The clients are hard to get on the phone in the summer anyway. They bail out of town and drag their families to all those fun vacation spots around the country. The newly divorced head for some new spa or a cruise, or maybe to Florida to sit in the sun. The mid-level career types carry the kids off to an amusement park or camping. The retirees often run to their kids houses, but in the past they headed for Europe. At any rate, they get out of town, and it becomes impossible to get most of them on the phone. On top of their leaving, they start draining their accounts like they are in possession of Bill Gates' personal check book. Some of them might be his junior partner based on their assets, but they can flat-out spend the cash. You wonder if they will even have a dollar left in the account after they suck out all the vacation spending money. So, the choice becomes one of sitting in the office and leaving an endless series of voice mails, or ditching the afternoon and heading to the club. It's a hard choice to make, but I try to make the right choice about twice a week in the summer. Brokers have to play golf. I think it's in the bylaws when you first get licensed. You can't trust a broker that doesn't play golf. Seriously.

We had a new guy in the office one year, and the yearly office tournament was held about a month after he got hired.
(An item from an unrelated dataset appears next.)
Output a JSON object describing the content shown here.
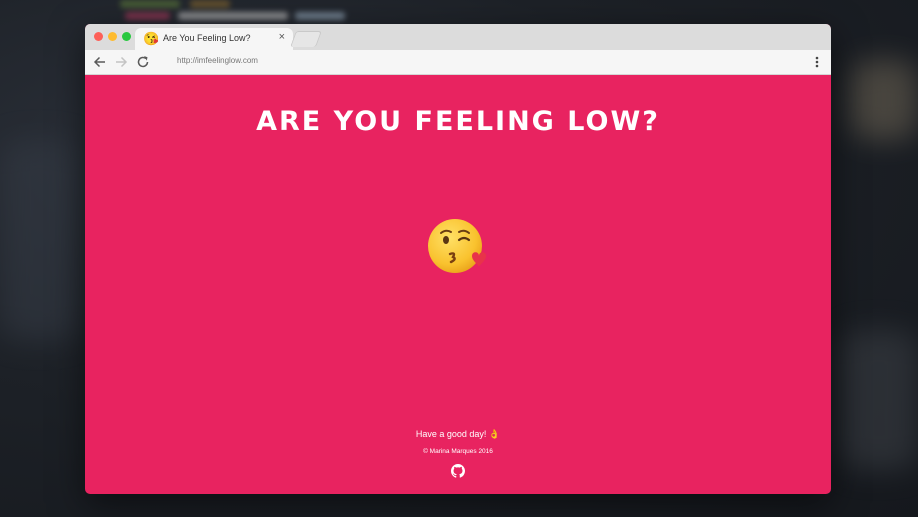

Trouble was, he sucked at golf. He was a 20-something hotshot that thought he could master anything by reading about it first. I guess that works if you're trying to master cooking, but reading to master a subject was his personal mantra. A few days before the event, he was reading a book on golf-- "101 Tips for Improving Your Game", or something like that. The afternoon of the tourney came, and since I was in charge of making up the pairings, naturally I put Hotshot in the first group. After the three senior guys put it in the fairway (and gave me a big ration of crap for hooking them up with the new kid), Hotshot gets up with his new Big Dog driver, takes a stance and creams the ball. The ball took off immediately to the left for the 9th green, skipped between two players putting, and plunked in the water hazard off the far side of the green. I still hear the guys laughing. Needless to say, Hotshot got a new lesson in playing with the Big Boys the rest of the day. The three senior guys kept screwing around with him and buying him beer. After the round, he asked me to not post his score for everyone to see since he had been "too drunk to play up to his normal level." I agreed, for the small fee of $40.00. It's a good day when you can get out to the course, play some decent golf, and make a bit of cash off the office newbie.

The following week, we started leaving golf balls on Hotshot's desk every time he headed for the John. He never did play in the office tournament again, but he had quite a drawer full of some of the crappiest golf balls ever collected. These new brokers will never get it, I guess. They have to play golf. Maybe we should add a question on our employment applications asking their handicap. I'll have to pass that idea along to the Boss.